Le saisissement avait ete si profond que Ghislaine resta quelque temps
sans trouver un mot: sa fille lui etait rendue; aux yeux de tous, elle
devenait sa fille; elle pouvait l'embrasser sans se cacher; les paroles,
les caresses les plus tendres lui etaient permises; plus de sourdine a
la voix, plus de voile sur les yeux. Elle pouvait l'elever, la former.

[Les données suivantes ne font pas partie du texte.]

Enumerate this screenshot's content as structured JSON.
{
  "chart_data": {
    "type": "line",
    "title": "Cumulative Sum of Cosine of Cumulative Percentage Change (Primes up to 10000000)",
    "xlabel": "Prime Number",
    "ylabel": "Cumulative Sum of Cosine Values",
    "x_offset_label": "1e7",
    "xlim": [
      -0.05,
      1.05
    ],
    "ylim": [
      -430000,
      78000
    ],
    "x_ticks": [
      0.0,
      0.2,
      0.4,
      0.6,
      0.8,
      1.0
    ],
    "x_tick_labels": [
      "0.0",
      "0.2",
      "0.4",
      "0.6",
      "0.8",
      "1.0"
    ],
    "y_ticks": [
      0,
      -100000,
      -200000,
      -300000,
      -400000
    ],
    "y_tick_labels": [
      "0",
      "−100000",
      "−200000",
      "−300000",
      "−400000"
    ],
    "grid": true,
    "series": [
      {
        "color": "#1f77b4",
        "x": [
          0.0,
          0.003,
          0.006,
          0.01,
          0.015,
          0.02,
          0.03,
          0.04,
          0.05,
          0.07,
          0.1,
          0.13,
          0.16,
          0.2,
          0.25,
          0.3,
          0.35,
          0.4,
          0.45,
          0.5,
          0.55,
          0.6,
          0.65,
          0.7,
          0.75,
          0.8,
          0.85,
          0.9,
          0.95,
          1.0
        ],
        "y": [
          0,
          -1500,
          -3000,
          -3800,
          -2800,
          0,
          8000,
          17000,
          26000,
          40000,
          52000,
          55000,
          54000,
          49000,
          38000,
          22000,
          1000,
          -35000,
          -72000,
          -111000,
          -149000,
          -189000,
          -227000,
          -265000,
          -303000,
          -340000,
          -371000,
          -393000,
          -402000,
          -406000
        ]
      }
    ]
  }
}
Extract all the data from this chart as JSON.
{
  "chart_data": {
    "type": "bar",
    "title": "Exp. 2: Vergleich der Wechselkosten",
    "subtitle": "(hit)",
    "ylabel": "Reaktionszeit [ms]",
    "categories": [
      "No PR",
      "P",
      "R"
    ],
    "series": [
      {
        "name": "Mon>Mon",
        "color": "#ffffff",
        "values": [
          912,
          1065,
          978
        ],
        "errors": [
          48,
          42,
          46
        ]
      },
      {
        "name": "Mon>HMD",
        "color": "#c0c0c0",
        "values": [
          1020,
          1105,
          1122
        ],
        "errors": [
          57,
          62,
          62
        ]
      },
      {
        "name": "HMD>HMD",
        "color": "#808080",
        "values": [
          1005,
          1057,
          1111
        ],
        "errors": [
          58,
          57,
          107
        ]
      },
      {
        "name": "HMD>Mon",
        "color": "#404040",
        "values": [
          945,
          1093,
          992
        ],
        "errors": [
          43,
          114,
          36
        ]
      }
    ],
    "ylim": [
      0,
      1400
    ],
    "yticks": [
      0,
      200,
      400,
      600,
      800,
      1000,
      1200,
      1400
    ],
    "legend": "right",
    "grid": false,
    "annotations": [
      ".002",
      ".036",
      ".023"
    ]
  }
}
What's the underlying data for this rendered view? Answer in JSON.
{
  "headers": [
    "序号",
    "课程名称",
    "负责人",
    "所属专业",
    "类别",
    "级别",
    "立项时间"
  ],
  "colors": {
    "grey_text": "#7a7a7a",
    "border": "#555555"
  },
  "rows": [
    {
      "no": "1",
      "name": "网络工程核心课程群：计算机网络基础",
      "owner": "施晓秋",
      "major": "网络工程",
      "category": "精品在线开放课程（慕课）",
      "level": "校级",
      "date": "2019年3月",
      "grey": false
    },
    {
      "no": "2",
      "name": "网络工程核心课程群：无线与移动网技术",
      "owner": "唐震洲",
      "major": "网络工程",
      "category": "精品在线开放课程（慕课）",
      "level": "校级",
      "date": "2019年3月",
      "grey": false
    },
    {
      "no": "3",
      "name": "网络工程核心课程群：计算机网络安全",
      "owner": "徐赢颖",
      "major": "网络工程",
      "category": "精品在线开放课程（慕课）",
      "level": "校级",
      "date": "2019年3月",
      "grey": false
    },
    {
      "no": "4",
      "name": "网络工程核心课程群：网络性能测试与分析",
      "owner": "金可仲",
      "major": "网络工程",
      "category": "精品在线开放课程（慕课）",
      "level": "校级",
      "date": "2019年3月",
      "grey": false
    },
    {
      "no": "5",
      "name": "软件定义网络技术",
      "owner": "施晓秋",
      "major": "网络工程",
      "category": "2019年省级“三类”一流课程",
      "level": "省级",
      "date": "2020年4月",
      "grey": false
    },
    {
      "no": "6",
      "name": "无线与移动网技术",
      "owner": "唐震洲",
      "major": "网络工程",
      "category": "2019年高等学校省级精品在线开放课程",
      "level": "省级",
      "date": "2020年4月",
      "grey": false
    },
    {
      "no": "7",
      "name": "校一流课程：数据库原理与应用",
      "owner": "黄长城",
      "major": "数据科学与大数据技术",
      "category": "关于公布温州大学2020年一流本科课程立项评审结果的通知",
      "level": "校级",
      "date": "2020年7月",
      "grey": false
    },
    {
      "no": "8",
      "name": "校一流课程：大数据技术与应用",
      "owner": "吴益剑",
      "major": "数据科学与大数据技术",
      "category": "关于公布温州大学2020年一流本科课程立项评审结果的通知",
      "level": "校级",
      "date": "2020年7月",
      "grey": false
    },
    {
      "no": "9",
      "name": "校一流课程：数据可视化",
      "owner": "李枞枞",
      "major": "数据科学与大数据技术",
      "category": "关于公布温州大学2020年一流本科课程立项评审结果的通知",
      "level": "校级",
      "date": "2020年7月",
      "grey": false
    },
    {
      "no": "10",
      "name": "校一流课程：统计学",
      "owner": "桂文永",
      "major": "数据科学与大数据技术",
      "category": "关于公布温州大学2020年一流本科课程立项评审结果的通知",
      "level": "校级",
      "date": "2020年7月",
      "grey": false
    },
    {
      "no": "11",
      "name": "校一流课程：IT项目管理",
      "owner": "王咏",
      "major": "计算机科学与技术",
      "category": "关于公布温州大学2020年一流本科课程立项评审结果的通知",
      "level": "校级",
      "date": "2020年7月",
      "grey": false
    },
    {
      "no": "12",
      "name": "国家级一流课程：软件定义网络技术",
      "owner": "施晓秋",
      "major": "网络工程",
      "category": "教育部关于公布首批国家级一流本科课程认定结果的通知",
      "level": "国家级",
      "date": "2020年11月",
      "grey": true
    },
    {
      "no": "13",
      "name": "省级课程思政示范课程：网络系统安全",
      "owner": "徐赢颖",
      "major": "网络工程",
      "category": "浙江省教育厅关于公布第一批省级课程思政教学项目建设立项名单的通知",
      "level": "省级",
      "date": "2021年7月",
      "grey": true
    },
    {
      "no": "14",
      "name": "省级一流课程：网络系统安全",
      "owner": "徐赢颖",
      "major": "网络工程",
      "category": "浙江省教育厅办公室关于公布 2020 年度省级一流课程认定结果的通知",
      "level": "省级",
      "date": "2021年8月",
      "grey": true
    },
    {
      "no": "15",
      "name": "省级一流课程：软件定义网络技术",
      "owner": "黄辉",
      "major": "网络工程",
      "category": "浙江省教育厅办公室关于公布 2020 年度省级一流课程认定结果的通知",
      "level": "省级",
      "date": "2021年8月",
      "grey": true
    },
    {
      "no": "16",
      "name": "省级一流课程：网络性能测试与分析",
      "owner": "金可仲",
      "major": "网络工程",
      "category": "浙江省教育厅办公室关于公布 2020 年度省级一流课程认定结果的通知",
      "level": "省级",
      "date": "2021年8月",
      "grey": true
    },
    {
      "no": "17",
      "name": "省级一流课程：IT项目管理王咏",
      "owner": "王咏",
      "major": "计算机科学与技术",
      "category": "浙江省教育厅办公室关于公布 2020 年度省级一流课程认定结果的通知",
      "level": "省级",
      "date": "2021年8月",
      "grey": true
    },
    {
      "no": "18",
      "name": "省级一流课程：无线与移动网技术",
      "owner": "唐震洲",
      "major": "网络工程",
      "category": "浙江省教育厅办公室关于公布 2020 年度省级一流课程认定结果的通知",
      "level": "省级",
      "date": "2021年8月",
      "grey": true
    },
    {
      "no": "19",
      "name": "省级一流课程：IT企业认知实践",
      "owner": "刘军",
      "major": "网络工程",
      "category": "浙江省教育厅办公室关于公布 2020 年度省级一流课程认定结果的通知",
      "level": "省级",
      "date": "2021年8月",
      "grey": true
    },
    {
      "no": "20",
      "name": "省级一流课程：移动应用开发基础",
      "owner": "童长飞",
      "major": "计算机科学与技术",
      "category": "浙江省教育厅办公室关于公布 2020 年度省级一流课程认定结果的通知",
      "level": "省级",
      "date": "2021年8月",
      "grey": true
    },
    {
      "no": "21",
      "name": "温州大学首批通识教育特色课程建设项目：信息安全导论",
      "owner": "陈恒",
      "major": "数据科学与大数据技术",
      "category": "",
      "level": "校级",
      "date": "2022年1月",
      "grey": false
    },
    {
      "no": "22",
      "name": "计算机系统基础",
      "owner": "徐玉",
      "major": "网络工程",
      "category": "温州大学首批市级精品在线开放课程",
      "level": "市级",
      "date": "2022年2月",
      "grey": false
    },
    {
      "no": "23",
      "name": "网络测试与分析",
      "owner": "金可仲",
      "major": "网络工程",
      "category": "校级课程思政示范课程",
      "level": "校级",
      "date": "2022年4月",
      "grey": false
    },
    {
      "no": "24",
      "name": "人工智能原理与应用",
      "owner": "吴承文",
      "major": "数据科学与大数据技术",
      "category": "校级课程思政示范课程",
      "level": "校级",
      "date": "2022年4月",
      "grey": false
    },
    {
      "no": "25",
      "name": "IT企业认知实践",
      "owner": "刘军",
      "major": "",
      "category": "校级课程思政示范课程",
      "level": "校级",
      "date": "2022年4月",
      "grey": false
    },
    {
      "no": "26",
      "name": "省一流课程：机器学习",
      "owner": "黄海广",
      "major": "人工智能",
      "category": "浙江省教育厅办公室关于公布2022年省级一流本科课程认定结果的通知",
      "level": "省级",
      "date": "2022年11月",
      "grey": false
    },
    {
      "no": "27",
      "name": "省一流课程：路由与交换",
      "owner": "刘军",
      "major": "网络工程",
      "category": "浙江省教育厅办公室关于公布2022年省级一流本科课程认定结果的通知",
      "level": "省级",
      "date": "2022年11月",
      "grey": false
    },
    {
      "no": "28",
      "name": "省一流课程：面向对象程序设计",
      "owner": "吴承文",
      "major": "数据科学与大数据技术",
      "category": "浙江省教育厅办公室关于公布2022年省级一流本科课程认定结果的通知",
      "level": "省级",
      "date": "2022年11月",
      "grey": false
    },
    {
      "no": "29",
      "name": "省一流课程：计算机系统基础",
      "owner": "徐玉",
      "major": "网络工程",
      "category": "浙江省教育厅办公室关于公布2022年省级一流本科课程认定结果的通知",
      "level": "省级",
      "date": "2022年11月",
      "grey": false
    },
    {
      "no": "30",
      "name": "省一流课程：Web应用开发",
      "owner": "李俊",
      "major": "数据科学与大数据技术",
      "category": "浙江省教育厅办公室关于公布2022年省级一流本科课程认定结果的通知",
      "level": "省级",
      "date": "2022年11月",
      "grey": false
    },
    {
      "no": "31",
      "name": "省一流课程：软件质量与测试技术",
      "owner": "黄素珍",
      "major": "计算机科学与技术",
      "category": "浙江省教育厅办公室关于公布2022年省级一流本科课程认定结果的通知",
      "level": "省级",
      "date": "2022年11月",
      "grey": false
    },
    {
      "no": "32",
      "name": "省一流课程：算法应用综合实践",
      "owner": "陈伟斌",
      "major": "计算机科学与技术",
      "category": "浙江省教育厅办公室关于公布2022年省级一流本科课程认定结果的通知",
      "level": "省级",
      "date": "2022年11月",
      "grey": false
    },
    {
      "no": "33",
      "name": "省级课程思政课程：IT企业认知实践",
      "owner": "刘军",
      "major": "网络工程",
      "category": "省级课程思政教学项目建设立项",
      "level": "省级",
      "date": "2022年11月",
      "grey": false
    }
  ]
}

Quelle joie pour elle; pour la pauvre abandonnee quel bonheur!
Dans un elan passionne, elle jeta ses bras au cou de son mari, et toute
palpitante elle le serra dans une vive etreinte:
--Oh! cher Elie, que je t'aime; quel coeur que le tien!
Il s'etait penche vers elle, et sur ses levres il mit un long baiser.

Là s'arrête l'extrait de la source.